Par application des critères de définition des donations et des donations indirectes, on
constate que l’attribution bénéficiaire d’un contrat d’assurance à titre gratuit ne réalise pas une
donation (I) mais peut, dans certaines circonstances, être qualifiée de donation indirecte (II). Il
est à noter que si la qualification d’un tel contrat d’assurance vie en donation indirecte est
possible, elle n’est cependant pas systématique.

I- Les obstacles à la qualification de donation

Une donation est un acte par lequel une personne, le donateur, transfère,
immédiatement et irrévocablement avec une intention libérale, la propriété d’un bien ou l’un
de ses démembrements (nue-propriété ou usufruit) à une autre personne, le donataire, qui
l’accepte sans contrepartie(44). En effet, la donation entre vifs est définie par le Code civil à
l’article 894 comme « l’acte par lequel le donateur se dépouille actuellement et
irrévocablement de la chose donnée en faveur du donataire qui l’accepte ». Une donation
suppose toujours une intention libérale, une absence de contrepartie et un dessaisissement du
donateur.

Trois conditions à la qualification d’une opération de donation se dégagent de cette
définition légale. Pour que la qualification de donation soit admise, il faut pouvoir démontrer
la réunion de ces trois conditions que sont l’intention libérale du donateur, son
dessaisissement irrévocable et l’acceptation du bénéficiaire.

La donation est un contrat dans lequel le donataire joue un rôle effacé et dans lequel la
volonté du donateur joue un rôle prépondérant. Les règles régissant les donations sont
rigoureuses notamment car le Code civil subordonne la validité d’une donation à la forme
notariée.

En d’autres termes, une donation doit être réalisée par acte notarié. En effet, l’article
931 du Code civil dispose « Tous actes portant donation entre vifs seront passés devant
notaires dans la forme ordinaire des contrats ; et il en restera minute, sous peine de nullité ».

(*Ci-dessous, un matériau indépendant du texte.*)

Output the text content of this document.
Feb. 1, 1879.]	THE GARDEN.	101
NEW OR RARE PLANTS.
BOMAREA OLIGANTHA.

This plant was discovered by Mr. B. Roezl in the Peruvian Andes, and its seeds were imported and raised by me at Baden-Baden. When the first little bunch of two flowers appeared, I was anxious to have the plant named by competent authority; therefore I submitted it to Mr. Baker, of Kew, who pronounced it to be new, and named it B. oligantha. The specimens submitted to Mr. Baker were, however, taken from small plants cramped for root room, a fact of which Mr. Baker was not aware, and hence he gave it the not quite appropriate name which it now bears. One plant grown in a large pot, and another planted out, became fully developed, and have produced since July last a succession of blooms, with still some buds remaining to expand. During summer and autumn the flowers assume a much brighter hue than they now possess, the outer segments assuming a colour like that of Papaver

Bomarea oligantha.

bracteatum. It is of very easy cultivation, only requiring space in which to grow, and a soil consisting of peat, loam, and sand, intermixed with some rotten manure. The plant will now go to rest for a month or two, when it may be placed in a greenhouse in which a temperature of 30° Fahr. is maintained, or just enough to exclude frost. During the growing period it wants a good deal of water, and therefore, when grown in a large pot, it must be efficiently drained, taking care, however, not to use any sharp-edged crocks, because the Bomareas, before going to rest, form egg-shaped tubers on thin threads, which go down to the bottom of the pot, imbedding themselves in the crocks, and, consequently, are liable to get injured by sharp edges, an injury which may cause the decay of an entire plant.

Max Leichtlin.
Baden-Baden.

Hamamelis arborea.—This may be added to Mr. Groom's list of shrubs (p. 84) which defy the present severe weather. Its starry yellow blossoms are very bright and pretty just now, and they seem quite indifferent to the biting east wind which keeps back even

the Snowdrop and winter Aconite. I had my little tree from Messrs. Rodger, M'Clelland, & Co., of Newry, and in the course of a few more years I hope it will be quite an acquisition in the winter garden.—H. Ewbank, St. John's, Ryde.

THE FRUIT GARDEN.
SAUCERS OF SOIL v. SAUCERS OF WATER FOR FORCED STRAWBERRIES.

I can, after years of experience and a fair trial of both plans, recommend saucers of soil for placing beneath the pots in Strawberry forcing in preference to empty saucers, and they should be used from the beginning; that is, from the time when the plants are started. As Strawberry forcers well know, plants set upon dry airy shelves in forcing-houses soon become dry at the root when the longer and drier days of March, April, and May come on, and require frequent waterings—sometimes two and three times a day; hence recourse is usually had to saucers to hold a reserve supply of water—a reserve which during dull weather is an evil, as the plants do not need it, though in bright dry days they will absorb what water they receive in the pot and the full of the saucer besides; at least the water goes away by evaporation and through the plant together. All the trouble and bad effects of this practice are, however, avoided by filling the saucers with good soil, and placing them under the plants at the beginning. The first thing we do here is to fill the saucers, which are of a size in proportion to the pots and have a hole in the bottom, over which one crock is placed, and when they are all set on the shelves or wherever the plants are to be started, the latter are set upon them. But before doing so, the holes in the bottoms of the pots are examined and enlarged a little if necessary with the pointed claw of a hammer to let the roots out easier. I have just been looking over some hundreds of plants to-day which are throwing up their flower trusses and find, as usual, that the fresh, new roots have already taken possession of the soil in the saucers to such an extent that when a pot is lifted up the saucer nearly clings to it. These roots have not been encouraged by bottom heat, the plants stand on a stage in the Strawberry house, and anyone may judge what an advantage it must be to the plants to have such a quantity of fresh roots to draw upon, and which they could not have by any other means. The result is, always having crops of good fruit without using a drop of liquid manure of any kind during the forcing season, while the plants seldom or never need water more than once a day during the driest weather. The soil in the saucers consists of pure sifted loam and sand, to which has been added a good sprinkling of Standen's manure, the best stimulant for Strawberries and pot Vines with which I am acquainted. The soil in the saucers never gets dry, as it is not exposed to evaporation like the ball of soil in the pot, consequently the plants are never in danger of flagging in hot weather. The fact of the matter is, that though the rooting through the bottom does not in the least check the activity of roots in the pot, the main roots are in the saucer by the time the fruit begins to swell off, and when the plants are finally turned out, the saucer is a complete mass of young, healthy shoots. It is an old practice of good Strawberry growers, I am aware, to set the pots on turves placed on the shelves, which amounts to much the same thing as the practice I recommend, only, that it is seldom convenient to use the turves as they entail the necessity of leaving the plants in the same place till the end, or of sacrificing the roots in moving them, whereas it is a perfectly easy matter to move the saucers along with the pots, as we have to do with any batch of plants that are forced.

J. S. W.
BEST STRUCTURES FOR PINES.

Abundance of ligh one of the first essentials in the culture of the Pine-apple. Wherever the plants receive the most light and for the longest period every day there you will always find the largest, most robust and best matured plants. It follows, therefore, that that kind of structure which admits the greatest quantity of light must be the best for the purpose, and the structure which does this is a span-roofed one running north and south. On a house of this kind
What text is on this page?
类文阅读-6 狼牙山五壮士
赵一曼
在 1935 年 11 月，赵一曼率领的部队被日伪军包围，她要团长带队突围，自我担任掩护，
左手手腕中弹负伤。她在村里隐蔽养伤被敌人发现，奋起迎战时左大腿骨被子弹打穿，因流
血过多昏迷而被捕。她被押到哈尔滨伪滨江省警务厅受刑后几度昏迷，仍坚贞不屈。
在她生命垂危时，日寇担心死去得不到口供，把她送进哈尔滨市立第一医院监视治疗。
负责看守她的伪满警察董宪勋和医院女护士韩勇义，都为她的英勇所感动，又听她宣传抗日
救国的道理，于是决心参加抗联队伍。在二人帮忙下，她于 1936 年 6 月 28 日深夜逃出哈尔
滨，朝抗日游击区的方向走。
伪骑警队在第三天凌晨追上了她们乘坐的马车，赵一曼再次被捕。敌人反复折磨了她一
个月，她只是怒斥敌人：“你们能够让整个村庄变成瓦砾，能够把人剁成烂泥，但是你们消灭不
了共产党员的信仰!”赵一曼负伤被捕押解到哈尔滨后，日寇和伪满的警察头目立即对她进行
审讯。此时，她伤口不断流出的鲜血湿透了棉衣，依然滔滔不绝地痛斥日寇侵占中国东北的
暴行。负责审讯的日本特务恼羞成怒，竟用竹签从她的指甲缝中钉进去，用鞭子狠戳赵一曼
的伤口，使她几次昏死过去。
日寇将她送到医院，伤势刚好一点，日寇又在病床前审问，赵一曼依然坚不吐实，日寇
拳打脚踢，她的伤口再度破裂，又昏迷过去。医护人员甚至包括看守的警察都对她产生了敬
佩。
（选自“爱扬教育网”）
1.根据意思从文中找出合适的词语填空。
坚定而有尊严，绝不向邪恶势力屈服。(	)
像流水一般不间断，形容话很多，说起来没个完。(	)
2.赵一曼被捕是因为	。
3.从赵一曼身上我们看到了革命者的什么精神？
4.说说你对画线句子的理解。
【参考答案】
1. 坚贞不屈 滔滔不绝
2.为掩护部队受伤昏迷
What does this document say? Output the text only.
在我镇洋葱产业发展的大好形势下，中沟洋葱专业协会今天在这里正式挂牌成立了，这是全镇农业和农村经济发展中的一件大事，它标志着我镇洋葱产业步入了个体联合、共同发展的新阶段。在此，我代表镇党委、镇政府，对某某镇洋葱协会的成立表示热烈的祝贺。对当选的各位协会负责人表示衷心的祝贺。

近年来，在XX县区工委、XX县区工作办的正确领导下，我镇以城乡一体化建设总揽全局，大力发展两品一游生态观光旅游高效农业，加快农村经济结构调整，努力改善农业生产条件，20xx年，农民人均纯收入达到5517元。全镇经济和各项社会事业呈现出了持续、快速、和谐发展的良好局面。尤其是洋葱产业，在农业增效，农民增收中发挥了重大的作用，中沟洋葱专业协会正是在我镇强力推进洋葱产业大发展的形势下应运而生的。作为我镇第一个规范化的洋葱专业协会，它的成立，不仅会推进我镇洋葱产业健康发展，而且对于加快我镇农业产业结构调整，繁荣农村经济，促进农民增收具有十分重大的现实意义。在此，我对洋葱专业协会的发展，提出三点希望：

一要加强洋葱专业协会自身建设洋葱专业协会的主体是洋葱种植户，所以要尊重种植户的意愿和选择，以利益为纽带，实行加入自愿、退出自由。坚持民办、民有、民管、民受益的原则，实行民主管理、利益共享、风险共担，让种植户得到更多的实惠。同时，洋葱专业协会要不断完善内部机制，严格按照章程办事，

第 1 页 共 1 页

Dans une donation, il faut distinguer l’acte du donateur qui est de se dessaisir actuellement et
irrévocablement de l’acte du donataire qui est seulement d’accepter l’acte du donateur.

L’acte du donateur est soumis à une forte solennité car le donateur se dépouille
irrévocablement d’une partie de son patrimoine à titre gratuit. Comme on l’a vu
précédemment, les actes à titre gratuit sont des actes qui nécessitent des règles de forme
strictes afin de protéger le disposant, en l’espèce, le donateur, de la cupidité d’autrui. La
solennité à laquelle est soumis l’acte du donateur est forte car elle est double. En effet, l’acte
du donateur traduisant sa volonté de donner au donataire doit revêtir la forme notariée.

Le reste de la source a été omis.